16.2. - 15.3.1996: Offizielle Befragung in Bochum und Wattenscheid zum Thema "Kommunale Neugliederung/Arbeit der Bezirksvertretungen". Nach dem Zufallsprinzip werden aus dem Melderegister 7.500 Teilnehmer (6.000 in Alt-Bochum und 1.500 in Wattenscheid) ausgewählt.

29.8.1996: Die Bezirksvertretung Wattenscheid spricht sich einstimmig für die kommunale Selbständigkeit Wattenscheids aus.

6.11.1996: Offizielle Anhörung des Kommunalpolitischen Ausschusses im Landtag. Wattenscheider Vertreter: Klaus-Peter Hülder (Sprecher), Carl-Friedrich Beckmann und Sigurd Buckert (Rechtsbeistand).

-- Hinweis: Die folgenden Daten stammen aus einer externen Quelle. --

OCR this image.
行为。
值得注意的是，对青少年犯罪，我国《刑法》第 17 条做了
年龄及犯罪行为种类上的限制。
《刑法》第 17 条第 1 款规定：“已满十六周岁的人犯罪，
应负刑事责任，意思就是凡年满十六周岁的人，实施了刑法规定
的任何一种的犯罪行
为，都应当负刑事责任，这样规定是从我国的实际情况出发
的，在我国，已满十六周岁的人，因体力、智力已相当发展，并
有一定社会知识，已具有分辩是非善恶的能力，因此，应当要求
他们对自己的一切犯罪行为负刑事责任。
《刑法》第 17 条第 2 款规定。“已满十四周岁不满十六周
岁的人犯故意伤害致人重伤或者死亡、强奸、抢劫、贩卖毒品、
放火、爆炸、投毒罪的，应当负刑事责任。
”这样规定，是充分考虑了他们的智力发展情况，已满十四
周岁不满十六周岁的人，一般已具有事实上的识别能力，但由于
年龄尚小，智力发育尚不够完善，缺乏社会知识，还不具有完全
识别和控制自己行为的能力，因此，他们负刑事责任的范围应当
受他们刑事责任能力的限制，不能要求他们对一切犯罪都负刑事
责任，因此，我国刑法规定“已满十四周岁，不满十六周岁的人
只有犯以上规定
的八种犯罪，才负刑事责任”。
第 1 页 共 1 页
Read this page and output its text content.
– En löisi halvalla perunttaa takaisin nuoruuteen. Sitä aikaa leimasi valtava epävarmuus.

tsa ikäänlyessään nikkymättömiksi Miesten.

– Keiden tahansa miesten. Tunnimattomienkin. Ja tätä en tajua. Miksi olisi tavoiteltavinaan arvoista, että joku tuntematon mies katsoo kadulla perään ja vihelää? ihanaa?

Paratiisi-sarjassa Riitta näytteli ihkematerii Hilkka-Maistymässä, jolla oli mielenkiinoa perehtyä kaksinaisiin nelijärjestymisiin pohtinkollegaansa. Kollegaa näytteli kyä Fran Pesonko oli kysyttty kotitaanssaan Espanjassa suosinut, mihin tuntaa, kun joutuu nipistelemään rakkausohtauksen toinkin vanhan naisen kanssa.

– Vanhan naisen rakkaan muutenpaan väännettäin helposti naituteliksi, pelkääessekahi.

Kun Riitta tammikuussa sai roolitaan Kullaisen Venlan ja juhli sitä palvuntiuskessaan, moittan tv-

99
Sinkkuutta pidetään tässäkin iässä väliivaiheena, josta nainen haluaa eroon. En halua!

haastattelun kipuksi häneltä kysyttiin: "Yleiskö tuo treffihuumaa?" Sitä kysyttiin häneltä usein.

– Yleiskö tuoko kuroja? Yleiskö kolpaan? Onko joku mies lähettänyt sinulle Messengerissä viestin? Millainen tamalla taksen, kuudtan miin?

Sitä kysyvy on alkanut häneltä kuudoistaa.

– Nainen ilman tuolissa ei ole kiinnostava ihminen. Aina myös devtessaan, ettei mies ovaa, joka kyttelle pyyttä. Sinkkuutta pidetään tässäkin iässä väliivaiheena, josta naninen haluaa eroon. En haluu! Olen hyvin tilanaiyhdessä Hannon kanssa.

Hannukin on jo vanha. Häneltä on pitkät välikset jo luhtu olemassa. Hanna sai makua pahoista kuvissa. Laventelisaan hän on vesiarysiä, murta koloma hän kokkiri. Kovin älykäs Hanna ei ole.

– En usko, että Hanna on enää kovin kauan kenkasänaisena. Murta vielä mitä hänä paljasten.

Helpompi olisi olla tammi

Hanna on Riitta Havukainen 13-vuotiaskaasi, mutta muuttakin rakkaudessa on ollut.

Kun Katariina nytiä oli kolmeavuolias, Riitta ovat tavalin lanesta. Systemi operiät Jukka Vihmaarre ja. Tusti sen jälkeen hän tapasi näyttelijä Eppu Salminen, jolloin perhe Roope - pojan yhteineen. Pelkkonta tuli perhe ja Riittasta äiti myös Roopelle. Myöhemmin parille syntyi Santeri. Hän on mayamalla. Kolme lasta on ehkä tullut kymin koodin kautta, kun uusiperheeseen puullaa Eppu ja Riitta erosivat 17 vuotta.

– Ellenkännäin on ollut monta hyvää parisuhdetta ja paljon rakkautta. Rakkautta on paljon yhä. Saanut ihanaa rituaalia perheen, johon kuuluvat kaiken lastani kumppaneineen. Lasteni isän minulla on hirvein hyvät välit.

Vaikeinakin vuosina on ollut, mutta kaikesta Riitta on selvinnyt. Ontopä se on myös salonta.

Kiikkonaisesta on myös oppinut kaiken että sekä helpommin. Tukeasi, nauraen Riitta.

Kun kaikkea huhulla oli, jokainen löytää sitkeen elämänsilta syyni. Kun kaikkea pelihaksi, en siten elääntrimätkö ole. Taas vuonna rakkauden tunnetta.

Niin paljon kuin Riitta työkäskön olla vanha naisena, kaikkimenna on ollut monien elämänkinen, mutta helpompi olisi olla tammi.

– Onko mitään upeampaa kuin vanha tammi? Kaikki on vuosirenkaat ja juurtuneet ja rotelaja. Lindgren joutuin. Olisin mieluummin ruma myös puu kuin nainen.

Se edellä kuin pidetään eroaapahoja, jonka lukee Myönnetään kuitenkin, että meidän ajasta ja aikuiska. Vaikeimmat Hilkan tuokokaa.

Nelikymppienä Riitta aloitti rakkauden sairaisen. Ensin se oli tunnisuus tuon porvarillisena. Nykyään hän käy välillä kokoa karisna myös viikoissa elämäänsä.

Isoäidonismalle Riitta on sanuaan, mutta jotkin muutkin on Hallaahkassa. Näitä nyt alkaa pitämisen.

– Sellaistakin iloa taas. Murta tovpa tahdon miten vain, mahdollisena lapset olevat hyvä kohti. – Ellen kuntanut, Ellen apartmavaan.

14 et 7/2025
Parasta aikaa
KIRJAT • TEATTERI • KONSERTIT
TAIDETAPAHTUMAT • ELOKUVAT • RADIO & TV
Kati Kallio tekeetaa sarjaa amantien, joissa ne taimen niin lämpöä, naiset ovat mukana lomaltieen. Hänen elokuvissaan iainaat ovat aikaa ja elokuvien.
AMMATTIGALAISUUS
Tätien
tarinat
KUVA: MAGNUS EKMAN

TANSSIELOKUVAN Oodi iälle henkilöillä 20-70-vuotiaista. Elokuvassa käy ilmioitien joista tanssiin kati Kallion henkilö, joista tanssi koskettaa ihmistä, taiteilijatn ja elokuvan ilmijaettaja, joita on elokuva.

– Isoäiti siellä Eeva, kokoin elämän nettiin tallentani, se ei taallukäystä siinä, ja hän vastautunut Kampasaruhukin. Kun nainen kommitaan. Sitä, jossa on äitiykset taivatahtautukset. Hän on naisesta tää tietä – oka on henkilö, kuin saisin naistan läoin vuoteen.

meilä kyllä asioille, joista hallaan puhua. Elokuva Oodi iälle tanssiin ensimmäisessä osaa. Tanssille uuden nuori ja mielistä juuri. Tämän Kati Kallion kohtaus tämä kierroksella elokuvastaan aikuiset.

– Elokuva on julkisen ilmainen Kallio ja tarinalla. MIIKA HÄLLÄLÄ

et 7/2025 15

Vertreter der Stadt Bochum ist Stadtrat Gerd Kirchhoff.

26.2.1997: Der Kommunalpolitische Ausschuß des Landtages "bereist" offiziell Wattenscheid. Der Heimat- und Bürgerverein (HBV) führt den Ausschuß unter der Leitung von Klaus-Peter Hülder durch Wattenscheid. (Die Bürgerbefragung von 1996 war von der Bezirksvertretung am 11.8.1994 gefordert worden.)

2.10.1997: Trotz Gesprächen im Landtag mit allen drei Landtagsfraktionen kam es am 2. Oktober 1997 zur Entscheidung des Landtages, die auch die Ablehnung einer kommunalen Selbständigkeit für Wattenscheid einschloß.